By Aditya Raghunath
Investing.com -- India’s largest two-wheeler company Hero MotoCorp Ltd (NS:HROM) has seen its shares fall over 18% in 2021. The second pandemic wave and rising input costs have caused numbers for the company to fall.
An ICICI Direct research report said, “July 2021 auto wholesale dispatches were broadly healthy across OEMs and segments, continuing the trend of a QoQ improvement post state-specific unlocking in the previous month.”
Despite this, bellwether Hero Motocorp underperformed, with total volumes down 3.1% to 4.54 lakh units amid 3.9% motorcycle decline and 9.6% scooter growth.
Meanwhile, Bajaj Auto Ltd (NS:BAJA) posted 6.4% overall growth to 3.31 lakh units, comprised of flat domestic sales and 12.5% rise in exports.

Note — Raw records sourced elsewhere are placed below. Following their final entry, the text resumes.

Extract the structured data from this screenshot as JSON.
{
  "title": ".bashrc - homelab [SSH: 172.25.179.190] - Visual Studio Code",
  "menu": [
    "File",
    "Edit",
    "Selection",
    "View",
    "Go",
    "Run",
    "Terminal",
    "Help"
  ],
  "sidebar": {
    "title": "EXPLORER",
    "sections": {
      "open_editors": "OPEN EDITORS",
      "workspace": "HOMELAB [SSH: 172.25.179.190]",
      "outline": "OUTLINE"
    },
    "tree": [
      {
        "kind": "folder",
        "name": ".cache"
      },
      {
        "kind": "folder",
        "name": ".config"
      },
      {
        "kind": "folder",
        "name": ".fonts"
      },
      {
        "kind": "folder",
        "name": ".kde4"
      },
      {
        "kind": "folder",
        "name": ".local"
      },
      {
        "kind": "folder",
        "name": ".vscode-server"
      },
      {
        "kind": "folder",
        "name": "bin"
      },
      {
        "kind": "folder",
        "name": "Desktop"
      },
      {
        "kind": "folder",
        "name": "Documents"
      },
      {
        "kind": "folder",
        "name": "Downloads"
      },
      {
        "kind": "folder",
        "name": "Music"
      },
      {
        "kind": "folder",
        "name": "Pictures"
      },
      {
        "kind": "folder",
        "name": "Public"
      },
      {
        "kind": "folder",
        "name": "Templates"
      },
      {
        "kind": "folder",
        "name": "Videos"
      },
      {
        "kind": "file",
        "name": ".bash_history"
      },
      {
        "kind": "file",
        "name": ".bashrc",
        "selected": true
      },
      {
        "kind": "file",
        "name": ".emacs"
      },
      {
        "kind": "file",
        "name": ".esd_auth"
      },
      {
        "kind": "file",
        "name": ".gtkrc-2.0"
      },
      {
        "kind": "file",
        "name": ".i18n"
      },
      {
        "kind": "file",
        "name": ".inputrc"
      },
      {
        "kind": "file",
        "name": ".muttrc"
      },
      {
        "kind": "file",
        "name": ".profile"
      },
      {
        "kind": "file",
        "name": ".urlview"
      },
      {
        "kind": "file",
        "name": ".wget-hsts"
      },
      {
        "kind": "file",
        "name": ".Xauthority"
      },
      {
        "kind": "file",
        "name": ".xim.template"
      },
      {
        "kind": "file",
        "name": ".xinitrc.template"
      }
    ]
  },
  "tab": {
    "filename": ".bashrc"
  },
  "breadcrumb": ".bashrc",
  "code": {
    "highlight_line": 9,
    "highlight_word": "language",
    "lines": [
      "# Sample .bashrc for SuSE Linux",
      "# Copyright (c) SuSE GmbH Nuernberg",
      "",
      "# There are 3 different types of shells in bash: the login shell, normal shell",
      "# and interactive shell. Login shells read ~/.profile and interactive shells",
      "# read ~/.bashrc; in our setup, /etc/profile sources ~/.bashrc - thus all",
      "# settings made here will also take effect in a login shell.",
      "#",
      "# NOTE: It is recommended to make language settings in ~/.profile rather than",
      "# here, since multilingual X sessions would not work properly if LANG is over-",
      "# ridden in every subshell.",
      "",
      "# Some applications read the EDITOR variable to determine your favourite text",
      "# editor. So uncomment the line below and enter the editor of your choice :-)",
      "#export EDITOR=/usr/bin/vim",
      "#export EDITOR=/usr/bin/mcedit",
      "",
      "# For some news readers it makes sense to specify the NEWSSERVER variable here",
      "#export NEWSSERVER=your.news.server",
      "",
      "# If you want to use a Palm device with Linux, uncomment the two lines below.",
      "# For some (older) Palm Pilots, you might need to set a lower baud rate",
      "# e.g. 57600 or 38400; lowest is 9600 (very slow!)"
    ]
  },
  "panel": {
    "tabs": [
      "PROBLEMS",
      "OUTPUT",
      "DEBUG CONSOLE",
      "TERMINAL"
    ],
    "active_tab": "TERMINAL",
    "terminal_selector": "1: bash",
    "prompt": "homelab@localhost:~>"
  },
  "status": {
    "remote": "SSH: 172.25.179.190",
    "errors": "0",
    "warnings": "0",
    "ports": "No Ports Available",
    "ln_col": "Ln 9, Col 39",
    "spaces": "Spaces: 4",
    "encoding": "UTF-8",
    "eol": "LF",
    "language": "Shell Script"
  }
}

Eicher Motors Ltd. (NS:EICH)’ Royal Enfield volumes inched up by 2.3% to 44,038 units, with >350 cc sales growing by 12%, said the report.
A report by Axis Securities said, “The auto industry is showcasing a strong comeback riding on stabilization of macro-economic factors and improving consumer sentiments. There has been a sharp increase in inquires, bookings and retail sales.”
It added that the demand momentum for 2-wheelers remains weak, attributable to the lower end of the income group being more impacted due to the second Covid-19 wave, rising fuel costs, and price hikes by OEMs which has led to elevated levels of channel inventory.
But Axis Securities says that market sentiments are improving with the Covid-19 infection rate staying low, and that it prefers Hero Motocorp in the 2-wheeler space.